Szykuje się mała rewolucja w państwowym doradztwie rolniczym. ODR-y, które obecnie znajdują się pod kontrolą ministra rolnictwa mają być przekazane do sejmików wojewódzkich lub Izb Rolniczych.
W całej sprawie jedno jest pewne. Ośrodki Doradztwa Rolniczego mają przestać podlegać resortowi rolnictwa. Zamiast tego proponuje się, aby ODR-y przekazać w administrację samorządowi terytorialnemu. Zasady finansowania pozostały by bez zmian. Zdaniem rządu dzięki temu doradztwo będzie bliżej rolników realizując pomoc zgodnie z potrzebami regionalnymi.
Artur Ławniczak – wiceminister rolnictwa: specyfika naszych regionów jest tak duża, tak te regiony są odmienne, że to co się sprawdza w regionie świętokrzyskim nie sprawdza się w zachodniopomorskim.

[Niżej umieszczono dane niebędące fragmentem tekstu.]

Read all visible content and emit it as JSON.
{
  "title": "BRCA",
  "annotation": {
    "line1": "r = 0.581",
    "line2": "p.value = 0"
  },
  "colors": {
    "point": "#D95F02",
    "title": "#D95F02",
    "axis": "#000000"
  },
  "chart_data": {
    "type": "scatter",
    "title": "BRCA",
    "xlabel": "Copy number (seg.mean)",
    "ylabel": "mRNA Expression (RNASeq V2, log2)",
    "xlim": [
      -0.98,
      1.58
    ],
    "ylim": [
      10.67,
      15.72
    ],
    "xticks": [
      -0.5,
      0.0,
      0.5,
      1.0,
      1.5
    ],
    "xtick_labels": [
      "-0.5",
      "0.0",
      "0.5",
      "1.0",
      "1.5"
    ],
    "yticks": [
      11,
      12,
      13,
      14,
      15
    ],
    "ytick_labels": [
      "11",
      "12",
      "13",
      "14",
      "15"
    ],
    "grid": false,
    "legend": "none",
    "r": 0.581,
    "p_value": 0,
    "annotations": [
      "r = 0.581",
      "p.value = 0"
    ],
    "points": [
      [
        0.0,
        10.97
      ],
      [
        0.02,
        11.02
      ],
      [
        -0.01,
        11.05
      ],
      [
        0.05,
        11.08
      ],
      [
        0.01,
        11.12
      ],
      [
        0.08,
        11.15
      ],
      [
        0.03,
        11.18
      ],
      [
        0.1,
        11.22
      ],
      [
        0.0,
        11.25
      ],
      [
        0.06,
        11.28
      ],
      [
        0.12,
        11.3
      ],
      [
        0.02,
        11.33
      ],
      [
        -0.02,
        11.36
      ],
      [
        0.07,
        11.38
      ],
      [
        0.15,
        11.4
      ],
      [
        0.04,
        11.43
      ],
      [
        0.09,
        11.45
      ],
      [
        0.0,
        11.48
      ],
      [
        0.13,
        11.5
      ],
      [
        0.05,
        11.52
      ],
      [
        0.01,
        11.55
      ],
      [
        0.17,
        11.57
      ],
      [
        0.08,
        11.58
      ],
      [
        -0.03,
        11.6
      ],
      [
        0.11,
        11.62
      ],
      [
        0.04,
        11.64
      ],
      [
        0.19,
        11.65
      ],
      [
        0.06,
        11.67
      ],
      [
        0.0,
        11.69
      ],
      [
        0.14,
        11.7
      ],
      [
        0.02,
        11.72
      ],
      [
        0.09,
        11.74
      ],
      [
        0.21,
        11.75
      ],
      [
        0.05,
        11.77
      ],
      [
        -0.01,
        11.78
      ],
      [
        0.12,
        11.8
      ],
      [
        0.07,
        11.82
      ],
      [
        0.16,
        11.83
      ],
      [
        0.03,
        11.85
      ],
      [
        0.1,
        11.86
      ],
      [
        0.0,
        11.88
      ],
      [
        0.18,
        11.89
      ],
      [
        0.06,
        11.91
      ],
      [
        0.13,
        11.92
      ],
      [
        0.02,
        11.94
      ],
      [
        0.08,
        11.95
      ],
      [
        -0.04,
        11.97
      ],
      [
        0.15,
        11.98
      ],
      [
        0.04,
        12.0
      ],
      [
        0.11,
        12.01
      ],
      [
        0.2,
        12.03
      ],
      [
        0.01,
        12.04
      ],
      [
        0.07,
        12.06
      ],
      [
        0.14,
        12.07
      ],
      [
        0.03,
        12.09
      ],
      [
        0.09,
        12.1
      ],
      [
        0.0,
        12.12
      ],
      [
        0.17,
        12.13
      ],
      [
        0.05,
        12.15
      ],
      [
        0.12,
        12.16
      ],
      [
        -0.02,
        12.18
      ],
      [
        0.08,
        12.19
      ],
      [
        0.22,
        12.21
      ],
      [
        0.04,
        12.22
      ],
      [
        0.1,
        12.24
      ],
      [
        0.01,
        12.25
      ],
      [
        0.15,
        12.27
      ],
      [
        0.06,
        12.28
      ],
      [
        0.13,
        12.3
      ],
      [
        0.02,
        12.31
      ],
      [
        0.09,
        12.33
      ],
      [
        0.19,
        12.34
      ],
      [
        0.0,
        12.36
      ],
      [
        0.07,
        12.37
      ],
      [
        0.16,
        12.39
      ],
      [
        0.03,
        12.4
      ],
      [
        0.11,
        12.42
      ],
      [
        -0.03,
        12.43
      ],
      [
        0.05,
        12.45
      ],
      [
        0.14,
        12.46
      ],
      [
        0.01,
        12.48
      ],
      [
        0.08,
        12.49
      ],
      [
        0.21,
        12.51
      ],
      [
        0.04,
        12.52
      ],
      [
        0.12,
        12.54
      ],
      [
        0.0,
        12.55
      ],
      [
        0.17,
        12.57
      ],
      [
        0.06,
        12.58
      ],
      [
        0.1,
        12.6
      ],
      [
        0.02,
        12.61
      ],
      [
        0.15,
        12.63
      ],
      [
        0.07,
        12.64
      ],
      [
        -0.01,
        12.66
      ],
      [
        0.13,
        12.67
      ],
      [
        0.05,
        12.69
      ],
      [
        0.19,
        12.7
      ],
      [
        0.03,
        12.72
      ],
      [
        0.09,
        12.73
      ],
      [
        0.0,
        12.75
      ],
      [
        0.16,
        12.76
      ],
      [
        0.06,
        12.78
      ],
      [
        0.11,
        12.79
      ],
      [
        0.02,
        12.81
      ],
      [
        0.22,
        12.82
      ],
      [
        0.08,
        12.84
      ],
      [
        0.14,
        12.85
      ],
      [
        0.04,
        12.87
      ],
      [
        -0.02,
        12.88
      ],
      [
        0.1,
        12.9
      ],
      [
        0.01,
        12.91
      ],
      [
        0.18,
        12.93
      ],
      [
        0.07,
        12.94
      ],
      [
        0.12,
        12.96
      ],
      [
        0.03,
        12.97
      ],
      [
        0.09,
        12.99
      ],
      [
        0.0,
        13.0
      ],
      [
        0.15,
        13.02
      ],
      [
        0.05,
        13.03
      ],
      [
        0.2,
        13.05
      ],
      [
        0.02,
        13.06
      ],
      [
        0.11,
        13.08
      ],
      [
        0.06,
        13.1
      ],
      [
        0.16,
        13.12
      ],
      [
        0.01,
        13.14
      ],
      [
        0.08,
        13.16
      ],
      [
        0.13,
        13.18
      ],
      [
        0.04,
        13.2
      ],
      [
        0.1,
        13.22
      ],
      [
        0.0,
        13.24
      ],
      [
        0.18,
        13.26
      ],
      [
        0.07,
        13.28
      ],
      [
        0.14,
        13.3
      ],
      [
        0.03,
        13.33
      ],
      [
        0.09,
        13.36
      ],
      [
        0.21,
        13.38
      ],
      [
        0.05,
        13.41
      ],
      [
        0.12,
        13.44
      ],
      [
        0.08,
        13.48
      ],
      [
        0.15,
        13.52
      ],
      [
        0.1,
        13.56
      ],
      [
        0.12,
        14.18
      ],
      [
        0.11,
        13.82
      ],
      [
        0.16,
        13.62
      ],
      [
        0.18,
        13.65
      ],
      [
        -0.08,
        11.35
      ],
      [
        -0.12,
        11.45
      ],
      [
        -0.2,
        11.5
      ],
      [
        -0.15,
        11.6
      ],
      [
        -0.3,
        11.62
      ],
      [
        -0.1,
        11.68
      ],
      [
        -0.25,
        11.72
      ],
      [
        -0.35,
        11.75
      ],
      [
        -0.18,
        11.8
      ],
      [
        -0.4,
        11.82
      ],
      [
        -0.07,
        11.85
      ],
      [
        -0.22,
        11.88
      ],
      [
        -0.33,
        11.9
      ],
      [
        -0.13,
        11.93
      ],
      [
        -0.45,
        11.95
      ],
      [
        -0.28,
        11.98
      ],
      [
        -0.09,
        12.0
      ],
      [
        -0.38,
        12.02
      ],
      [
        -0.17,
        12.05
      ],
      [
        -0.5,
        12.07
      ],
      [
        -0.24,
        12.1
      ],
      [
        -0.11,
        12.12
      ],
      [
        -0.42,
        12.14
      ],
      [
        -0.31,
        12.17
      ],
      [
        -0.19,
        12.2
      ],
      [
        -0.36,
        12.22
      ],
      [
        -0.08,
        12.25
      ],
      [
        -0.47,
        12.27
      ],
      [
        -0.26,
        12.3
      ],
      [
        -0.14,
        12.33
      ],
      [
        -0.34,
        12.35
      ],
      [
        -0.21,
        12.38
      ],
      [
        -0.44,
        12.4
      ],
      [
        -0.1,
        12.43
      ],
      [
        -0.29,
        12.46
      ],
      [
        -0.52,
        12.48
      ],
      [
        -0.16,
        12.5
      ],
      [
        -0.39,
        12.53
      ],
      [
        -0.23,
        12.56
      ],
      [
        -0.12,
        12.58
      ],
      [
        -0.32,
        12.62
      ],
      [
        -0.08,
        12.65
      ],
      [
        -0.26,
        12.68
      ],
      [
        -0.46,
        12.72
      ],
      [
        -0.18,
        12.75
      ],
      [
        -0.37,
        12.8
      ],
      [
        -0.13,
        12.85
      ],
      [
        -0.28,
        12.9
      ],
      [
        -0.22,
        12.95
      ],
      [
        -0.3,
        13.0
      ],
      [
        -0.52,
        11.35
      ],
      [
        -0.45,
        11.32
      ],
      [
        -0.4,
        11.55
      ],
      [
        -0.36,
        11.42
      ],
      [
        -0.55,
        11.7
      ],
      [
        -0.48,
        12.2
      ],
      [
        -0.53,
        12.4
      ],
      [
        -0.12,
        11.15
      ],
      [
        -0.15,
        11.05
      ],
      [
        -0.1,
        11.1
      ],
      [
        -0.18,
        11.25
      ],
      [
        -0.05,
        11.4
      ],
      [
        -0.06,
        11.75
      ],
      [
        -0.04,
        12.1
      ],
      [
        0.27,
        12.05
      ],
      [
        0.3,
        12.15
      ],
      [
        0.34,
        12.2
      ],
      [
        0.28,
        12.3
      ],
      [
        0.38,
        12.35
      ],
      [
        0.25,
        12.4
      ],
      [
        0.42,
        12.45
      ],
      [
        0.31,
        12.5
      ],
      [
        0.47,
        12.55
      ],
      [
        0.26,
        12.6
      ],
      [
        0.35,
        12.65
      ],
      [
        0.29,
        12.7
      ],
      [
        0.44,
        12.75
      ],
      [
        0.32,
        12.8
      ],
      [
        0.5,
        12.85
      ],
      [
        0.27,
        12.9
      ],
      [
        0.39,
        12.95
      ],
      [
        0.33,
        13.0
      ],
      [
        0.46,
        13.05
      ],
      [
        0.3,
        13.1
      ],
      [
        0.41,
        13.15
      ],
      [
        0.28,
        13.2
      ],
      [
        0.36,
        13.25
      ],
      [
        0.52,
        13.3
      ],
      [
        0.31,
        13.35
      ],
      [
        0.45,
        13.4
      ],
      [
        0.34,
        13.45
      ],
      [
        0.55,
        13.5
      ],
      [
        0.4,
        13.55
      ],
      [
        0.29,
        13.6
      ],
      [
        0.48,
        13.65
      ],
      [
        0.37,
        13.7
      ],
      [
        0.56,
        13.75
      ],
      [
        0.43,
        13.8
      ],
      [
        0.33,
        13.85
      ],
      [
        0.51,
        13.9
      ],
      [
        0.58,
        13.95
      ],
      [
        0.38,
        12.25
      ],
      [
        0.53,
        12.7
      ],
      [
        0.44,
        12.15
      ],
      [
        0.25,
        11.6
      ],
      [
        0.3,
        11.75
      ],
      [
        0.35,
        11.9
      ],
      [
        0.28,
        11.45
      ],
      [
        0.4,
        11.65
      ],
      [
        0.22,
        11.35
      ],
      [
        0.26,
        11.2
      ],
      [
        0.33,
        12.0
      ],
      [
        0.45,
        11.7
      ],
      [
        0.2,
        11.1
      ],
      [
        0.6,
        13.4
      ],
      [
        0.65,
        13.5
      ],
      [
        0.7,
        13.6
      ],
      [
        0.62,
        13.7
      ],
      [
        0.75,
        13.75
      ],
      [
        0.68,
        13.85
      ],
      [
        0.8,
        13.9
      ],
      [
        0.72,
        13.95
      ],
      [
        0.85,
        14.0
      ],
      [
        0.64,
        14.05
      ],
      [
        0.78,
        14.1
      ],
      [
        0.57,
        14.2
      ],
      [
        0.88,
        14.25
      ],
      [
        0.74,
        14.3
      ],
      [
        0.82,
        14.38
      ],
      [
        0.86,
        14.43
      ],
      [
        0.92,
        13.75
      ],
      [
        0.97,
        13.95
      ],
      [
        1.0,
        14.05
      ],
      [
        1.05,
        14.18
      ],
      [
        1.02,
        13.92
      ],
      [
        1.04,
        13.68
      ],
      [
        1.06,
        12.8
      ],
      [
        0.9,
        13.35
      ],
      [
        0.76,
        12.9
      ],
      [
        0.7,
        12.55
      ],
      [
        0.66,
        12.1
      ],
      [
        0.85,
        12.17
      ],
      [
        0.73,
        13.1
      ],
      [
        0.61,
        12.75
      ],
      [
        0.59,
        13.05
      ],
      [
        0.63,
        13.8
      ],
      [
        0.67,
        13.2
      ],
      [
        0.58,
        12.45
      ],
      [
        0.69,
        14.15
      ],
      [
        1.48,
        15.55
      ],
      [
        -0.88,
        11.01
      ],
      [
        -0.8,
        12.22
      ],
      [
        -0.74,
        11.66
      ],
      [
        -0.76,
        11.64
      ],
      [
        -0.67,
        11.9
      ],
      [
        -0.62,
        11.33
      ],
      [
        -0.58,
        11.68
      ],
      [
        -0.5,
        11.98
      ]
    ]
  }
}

Przeciwko takiemu rozwiązaniu protestują Izby Rolnicze, które deklarują chęć wzięcia odpowiedzialności za doradztwo.
Wiktor Szmulewicz - prezes KRIR: uważam, że ten pomysł jest złym pomysłem. Najlepszym byłoby doradztwo pod zarządem izby, a finansowany z budżetu państwa.
Nowelizacja ustawy, która jest już w Sejmie przewiduje możliwość podpisania porozumienia między marszałkami województw oraz Izbami Rolniczymi na mocy, której to samorząd rolniczy kierowałby ODR-ami.